Isabel Zandarin, Student, Miami, FL, USA says
Hi Tara,
What a wonderful info you have shared with us. As a victim of child abuse how can I build inner resilience? I would like to make that U turn. Love and light
Catherine Dupuy, Teacher, FR says
Tara , your heart is so open that listening to you brings tears in my eyes and love to everyone. Thank you for showing us the way to liberate ourselves from unnecessary self- created sufferings.
R M, Psychotherapy, Ambler, PA, USA says
It was useful to review what I experienced as a slight at work on Friday using this technique. Thank you.
Jennifer Cox, Other, Fenton, MI, USA says
When i almost stepped outside of myself to be softer and kinder to my hurt self, i felt less pain in my chest. I need compassion from me, to me, in order to let some things go…
Terry Rosato, Other, Tucson , AZ, USA says
I felt the depth of sadness I feel because I don’t have a positive or authentic relationship with members of my biological family. I was able to gently rub my chest to self-sooth with phrases, “It’s ok to feel this way, Ter.” “Yes, it hurts my heart.” I wept. And then I focused on an interaction with my sister and could see her own suffering in her own life. I felt an easing of the pain in my heart after tearing up because she is experiencing so much stress in her life. Thank you!
J M, Social Work, Beaverton, OR, USA says
I am not angry when I can do this.
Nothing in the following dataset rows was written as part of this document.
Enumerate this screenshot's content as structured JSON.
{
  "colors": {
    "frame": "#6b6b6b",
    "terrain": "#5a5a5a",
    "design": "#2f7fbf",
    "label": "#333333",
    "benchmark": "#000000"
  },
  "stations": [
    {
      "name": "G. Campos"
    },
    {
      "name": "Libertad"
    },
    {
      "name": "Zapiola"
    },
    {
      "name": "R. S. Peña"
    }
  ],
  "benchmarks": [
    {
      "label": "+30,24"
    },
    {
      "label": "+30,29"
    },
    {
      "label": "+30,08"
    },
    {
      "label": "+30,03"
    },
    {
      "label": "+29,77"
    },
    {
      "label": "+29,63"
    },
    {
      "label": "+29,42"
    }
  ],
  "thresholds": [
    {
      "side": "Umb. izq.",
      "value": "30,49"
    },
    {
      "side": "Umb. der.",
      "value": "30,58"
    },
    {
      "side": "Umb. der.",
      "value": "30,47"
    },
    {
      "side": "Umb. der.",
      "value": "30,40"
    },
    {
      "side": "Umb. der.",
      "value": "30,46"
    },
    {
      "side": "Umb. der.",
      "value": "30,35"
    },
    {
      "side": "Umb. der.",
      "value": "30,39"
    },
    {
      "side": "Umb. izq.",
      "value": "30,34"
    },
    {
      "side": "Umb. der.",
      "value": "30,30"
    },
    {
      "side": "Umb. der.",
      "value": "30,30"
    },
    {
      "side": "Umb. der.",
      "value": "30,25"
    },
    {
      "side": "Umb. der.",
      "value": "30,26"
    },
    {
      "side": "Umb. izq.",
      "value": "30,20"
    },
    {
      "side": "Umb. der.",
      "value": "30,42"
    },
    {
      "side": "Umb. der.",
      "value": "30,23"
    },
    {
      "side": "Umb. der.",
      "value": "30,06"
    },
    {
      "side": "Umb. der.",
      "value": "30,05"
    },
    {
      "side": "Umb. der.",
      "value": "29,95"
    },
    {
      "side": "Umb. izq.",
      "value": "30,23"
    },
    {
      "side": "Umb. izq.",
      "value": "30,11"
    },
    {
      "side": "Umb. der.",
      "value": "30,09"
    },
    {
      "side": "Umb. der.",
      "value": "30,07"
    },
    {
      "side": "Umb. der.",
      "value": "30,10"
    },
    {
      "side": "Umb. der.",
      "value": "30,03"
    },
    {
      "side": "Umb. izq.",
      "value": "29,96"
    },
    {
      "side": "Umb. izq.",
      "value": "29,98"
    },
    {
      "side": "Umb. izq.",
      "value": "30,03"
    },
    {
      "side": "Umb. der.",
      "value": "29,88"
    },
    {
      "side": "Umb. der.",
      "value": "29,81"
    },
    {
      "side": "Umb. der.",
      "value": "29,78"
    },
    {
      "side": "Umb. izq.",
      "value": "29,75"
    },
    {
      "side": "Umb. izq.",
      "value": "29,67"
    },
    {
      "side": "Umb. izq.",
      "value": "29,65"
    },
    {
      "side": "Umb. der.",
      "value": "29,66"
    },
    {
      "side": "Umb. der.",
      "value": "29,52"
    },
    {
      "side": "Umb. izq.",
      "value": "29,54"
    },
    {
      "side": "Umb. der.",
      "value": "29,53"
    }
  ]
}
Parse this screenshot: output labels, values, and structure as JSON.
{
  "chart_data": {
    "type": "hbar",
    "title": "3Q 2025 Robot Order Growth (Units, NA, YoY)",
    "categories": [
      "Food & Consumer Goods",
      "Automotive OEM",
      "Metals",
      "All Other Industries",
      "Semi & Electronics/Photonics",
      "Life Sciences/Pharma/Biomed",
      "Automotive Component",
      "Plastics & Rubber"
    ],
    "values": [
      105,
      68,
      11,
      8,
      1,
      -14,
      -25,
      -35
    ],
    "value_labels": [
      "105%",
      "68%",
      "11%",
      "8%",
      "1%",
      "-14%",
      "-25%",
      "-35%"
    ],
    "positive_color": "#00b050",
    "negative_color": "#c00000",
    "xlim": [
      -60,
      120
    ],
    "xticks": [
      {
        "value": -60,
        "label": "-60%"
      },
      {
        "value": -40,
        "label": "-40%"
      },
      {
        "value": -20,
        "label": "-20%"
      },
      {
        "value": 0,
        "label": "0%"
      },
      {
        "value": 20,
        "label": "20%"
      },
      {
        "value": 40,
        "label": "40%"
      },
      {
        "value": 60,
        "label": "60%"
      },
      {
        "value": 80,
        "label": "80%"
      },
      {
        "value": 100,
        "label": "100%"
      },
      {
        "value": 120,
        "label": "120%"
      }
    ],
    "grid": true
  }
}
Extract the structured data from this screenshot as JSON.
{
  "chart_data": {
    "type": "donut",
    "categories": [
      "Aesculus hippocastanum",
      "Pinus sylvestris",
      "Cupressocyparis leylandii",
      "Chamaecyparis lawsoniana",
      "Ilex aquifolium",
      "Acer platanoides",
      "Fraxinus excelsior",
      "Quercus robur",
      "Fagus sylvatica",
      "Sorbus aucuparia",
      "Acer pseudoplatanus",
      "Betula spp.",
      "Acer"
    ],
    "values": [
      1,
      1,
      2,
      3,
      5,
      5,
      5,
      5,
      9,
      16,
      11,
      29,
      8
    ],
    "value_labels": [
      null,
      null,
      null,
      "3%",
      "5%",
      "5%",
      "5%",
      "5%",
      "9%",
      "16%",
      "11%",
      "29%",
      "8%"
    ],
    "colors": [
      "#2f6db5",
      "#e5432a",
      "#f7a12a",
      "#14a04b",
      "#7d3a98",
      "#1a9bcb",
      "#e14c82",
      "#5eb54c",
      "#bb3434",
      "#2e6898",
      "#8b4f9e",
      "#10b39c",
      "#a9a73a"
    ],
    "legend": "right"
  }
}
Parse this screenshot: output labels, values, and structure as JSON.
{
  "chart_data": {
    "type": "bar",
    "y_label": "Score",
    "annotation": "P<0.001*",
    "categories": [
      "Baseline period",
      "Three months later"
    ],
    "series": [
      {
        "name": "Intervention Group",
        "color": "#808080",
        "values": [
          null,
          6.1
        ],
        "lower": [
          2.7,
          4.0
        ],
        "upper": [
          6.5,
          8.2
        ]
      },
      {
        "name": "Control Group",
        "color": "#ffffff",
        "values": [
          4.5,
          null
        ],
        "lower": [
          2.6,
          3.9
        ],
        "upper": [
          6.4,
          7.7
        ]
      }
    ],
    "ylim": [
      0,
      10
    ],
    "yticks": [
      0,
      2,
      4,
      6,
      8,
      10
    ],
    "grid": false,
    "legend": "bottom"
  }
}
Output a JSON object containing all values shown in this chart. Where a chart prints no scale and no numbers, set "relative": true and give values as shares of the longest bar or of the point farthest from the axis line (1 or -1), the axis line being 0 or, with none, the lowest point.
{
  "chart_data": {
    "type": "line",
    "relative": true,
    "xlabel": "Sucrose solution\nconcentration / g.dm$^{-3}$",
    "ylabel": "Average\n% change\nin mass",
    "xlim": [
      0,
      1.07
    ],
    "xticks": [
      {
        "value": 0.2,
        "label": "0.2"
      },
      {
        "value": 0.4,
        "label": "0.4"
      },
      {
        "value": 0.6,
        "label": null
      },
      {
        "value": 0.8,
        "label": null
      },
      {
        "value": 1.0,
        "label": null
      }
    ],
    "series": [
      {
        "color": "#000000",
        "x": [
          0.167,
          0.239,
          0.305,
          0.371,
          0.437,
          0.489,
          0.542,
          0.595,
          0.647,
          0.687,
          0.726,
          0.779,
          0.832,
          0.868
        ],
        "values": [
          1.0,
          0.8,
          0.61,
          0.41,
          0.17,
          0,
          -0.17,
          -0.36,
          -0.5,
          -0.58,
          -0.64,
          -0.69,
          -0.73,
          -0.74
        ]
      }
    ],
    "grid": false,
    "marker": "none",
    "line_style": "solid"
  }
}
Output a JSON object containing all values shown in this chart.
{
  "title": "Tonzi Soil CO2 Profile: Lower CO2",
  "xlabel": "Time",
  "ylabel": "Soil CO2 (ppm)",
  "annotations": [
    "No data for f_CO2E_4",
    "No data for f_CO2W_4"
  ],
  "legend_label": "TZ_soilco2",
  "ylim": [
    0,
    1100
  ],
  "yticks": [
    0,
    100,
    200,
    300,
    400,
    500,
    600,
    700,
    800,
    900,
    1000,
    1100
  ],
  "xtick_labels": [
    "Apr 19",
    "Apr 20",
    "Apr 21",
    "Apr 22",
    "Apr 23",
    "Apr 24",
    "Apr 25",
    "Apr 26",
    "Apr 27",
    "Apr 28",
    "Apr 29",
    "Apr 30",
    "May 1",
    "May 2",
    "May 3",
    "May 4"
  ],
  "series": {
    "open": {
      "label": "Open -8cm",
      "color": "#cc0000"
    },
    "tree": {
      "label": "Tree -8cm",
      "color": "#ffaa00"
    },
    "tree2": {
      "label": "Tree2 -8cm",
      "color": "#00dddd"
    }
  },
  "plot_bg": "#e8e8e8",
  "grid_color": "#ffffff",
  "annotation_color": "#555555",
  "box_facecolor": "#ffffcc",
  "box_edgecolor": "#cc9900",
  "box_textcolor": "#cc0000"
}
I try to practice this often. I see it help my clients when they are processing feelings about a parent or loved one who has hurt them also
Hannah Power, Psychotherapy, GB says
This was so good to think of the deep impact that these practices have in soothing the mind, having compassion and forgiving your self and others. I shall certainly be practicing it myself and bringing it into my practice.
Sherri Shumate, Teacher, New providence, NJ, USA says
Holding in my heart all of us brave enough to take on this heart work. It’s hard. It’s necessary. For me, it’s a step towards hope and healing.